I lead us into the swirling clouds of fat white flakes. They are quickly filling in the spaces between the rocks. Their wetness makes the talus slippery, and Rebecca falls again and again. I point for her to walk in my tracks. Through all her slips and trips she never makes a sound. I look back at her once and see her holding one wrist, the beginning of tears in her eyes.

A deeply ingrained lesson from my father to always be conscious of my surroundings and my remembered view from the wall brings us toward the small ridge above one side of the valley. Before stepping over each slick rock, I scan ahead and around as best I can, which isn't much. Visibility has dropped to maybe fifty feet and the storm is still closing in. I stop looking back each time I hear the sharp rasp of her nylon jacket on granite, not wanting to see the pain and fear in her eyes. She stays behind me, gamely not making a sound.

Coming on top of what I guess is the low rise I had seen from the wall, the boulders are more scattered and the ground more level. I spot a series of faint depressions that are being filled by the gathering snow. Maybe twenty minutes old. I scan 360 degrees around us, then kneel by the tracks, assessing their number and direction. I'm not surprised that there are two sets, walking together in a line toward the wall. And toward our tent. What is surprising is that we hadn't met the men who made the tracks on our way up the hill. We are very lucky. I silently lead Rebecca in the direction from which the tracks had come.

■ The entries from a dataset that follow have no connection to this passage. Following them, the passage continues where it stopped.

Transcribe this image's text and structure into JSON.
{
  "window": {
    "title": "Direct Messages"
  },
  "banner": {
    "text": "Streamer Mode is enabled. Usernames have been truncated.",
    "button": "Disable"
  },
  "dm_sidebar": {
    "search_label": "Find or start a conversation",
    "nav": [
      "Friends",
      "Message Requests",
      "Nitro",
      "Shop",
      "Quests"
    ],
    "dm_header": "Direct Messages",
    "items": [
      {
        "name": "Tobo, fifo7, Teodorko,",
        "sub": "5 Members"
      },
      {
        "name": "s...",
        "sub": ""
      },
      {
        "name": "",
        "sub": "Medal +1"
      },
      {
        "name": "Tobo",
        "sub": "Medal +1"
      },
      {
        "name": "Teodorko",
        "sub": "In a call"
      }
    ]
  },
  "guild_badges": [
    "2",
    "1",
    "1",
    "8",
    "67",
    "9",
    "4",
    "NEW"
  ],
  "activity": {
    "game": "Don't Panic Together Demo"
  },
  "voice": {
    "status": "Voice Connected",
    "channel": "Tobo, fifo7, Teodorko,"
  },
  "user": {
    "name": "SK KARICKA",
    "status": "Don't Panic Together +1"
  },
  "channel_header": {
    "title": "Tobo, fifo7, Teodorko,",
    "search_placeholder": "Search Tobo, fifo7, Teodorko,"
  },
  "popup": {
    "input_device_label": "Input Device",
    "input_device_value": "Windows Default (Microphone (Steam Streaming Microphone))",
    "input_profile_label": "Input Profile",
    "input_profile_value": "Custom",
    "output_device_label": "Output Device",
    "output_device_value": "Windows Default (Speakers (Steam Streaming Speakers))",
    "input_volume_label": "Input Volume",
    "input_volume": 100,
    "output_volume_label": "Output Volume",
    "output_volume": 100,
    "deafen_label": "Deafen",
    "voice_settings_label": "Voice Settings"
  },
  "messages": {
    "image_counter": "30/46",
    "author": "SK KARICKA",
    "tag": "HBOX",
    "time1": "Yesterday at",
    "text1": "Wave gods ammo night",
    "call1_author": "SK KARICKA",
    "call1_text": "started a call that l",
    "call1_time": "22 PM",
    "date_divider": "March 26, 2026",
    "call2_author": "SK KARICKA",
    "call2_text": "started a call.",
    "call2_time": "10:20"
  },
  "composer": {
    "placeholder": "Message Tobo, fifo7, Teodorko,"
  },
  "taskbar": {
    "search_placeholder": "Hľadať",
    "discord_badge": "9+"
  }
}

I stop again when I see the large black lump farther along the hillock. I stand still for a long, long time, staring at it, no longer feeling the wet flakes stinging my face. But I hear her gasp when she sees the dark mass and the bright cherry stain polluting the fresh snow around it.

“Oh God, Anton.” She clutches my arm from behind.

I pull away from her, stepping forward quickly. Then I'm running toward the bloody shape. I kneel in the red snow and lower my head to press my face into the mane of fur at Oso's neck. The flakes keep falling. They sparkle like diamonds on the black fur. My hands lift my dog's shattered muzzle and I see his lips are locked in a snarl where a bullet hasn't torn them away. I press my forehead to his, love and grief and rage exploding like dynamite in my head.